Graham Cox, founder of the Bristol-based broker, SelfEmployedMortgageHub.com:

 
 

“House prices continue to fall and I’m expecting them to fall even more sharply over the coming months. It’s a mathematical certainty now. Monthly drops of 1%-2% will become the norm. Extrapolate that out and we could easily see an annual decrease of 15% between now and next summer, perhaps 25% to summer 2025. And that’s nominal prices. Adjusted for inflation, real price falls will be much greater.”

Ross McMillan, owner at Glasgow-based Blue Fish Mortgage Solutions:

As the disappointing data from different sources is now beginning to collide, it feels like the thundery storms we have seen recently weather-wise are now inevitably going to hit the property market as well. The hope is that the deluge of negative data will be as similarly short-lived as the summer storms, but it would seem unlikely that they can be avoided over the next couple of months.

However, despite the volatility, uncertainty and slight smell of fear that is permeating the UK currently, regional discrepancies and imbalances in performance will persist. With the imbalance between supply and demand still a key factor in the Scottish property market at least, a flatter rather than falling market is the more likely outcome for the remainder of 2023.”

 Nicky Stevenson, Managing Director at national estate agent group Fine & Country:

 “The housing market has been incredibly resilient, but mortgage rate pressures are putting a damper on price growth. Despite this, the market remains strong, with buyers benefiting from rising stock levels and incentivised by the prospect of negotiating a good deal on their next home. Agreed sales at the end of May reached their highest level of the year so far, up 11% on the five-year average on the same period. 

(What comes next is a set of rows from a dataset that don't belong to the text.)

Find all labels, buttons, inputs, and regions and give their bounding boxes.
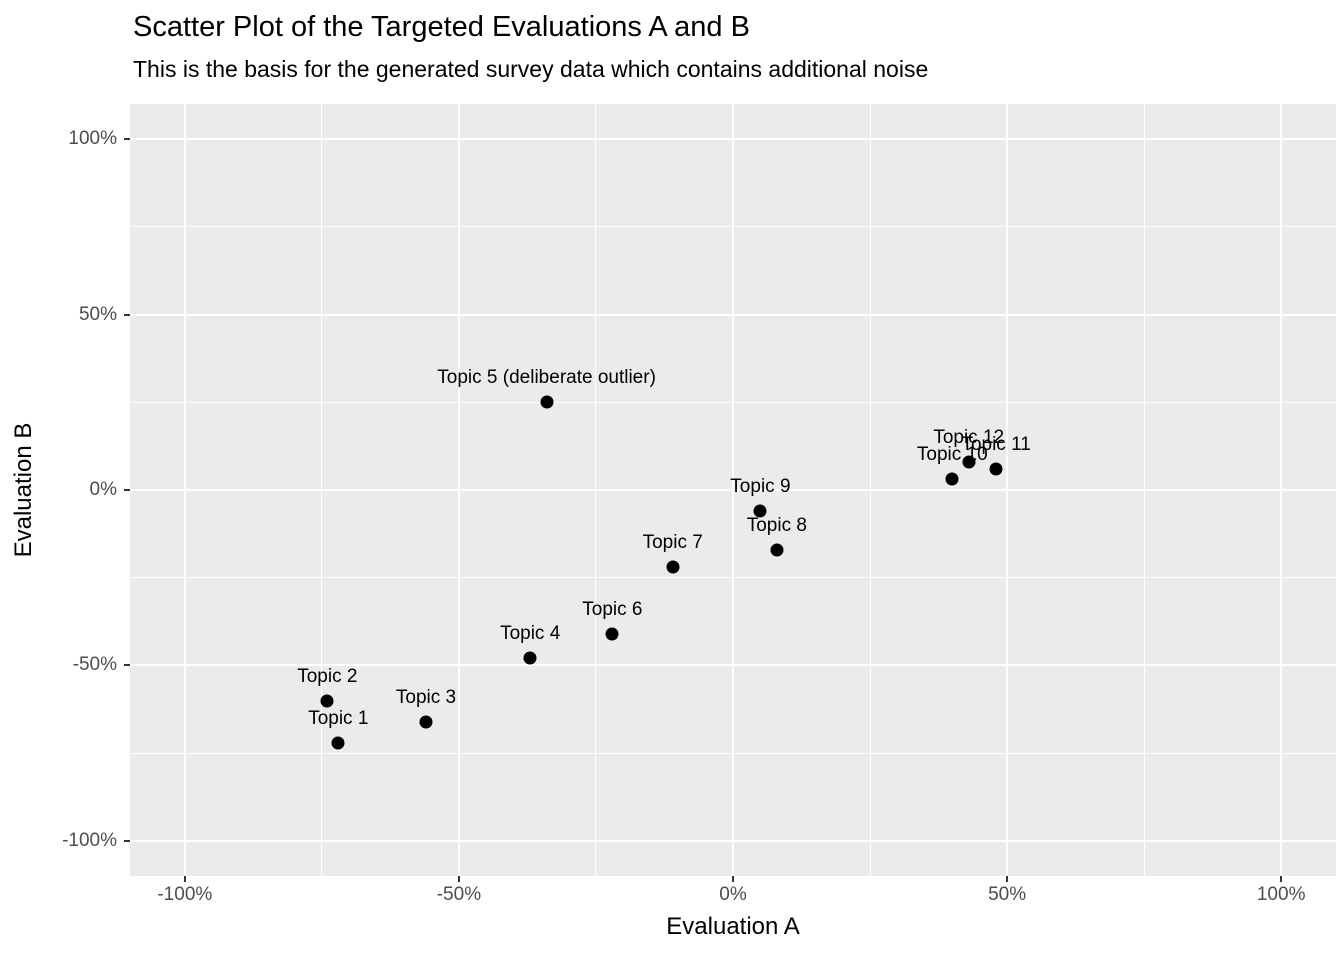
x-tick-label: -50% (436, 884, 482, 905)
y-axis-tick (124, 313, 130, 316)
data-point (331, 736, 345, 750)
x-axis-tick (1280, 876, 1283, 882)
x-axis-title: Evaluation A (666, 913, 800, 940)
x-axis-tick (183, 876, 186, 882)
point-label: Topic 11 (961, 433, 1031, 455)
data-point (523, 651, 537, 665)
x-tick-label: 50% (988, 884, 1027, 905)
point-label: Topic 1 (308, 707, 369, 729)
point-label: Topic 5 (deliberate outlier) (437, 367, 656, 389)
y-axis-tick (124, 489, 130, 491)
data-point (320, 694, 334, 708)
y-tick-label: 50% (78, 303, 117, 325)
point-label: Topic 7 (642, 532, 703, 554)
y-axis-tick (124, 839, 130, 842)
x-tick-label: -100% (157, 884, 213, 905)
point-label: Topic 6 (582, 598, 643, 620)
x-tick-label: 0% (719, 884, 747, 905)
chart-subtitle: This is the basis for the generated surv… (133, 56, 929, 82)
data-point (962, 455, 976, 469)
chart-title: Scatter Plot of the Targeted Evaluations… (133, 11, 750, 43)
gridline-major-horizontal (130, 313, 1336, 316)
y-tick-label: 0% (89, 479, 117, 500)
point-label: Topic 9 (730, 476, 791, 498)
y-tick-label: -100% (62, 829, 117, 851)
gridline-major-horizontal (130, 839, 1336, 842)
y-axis-title: Evaluation B (10, 422, 37, 558)
data-point (945, 472, 959, 486)
x-axis-tick (1006, 876, 1009, 882)
point-label: Topic 12 (933, 426, 1005, 448)
data-point (540, 395, 554, 409)
point-label: Topic 2 (297, 665, 358, 687)
data-point (753, 504, 767, 518)
point-label: Topic 8 (746, 514, 807, 536)
gridline-major-horizontal (130, 489, 1336, 491)
y-axis-tick (124, 138, 130, 141)
y-tick-label: -50% (72, 654, 117, 676)
x-axis-tick (457, 876, 460, 882)
point-label: Topic 3 (395, 686, 457, 708)
data-point (989, 462, 1003, 476)
data-point (666, 560, 680, 574)
gridline-major-horizontal (130, 664, 1336, 667)
y-tick-label: 100% (68, 128, 117, 150)
data-point (770, 543, 784, 557)
x-tick-label: 100% (1256, 884, 1306, 905)
plot-panel: Topic 1 Topic 2 Topic 3 Topic 4 Topic 5 (del… (130, 104, 1336, 876)
data-point (419, 715, 433, 729)
data-point (605, 627, 619, 641)
x-axis-tick (732, 876, 734, 882)
point-label: Topic 4 (500, 623, 561, 645)
y-axis-tick (124, 664, 130, 667)
gridline-major-horizontal (130, 138, 1336, 141)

“However, there are some potentially darker clouds on the horizon as mortgage products are being pulled and the banks and borrowers are on tenterhooks awaiting the Bank of England base rate decision this week. People have got more used to the higher interest rate environment, but we could see further downward pressure placed on house prices if 6% fixed rates remain the norm.”

Riccardo Tessaro, Co-Founder & CEO of flexible co-living brand Gravity Co:

“Thousands of tenants find themselves caught between soaring prices and the interest rate hikes designed to tame them. Rising interest rates have driven up landlords’ mortgage costs, which they are passing onto tenants in the form of escalating rents. They’ve also prompted some private landlords to exit the rental sector altogether, reducing the number of available properties and sparking intense competition among renters. 

“In some cases, this mismatch in supply and demand is forcing would-be tenants to gazump each other to secure a place to live — and this is driving up rents even faster. The problem is particularly acute in London, where average rents rose by 5.1% over the year to May, demonstrating the desperate need for more rental homes in the capital. We have seen increasing demand for studios and 1-bed flats, and more of these properties need to be added to developers’ pipelines.”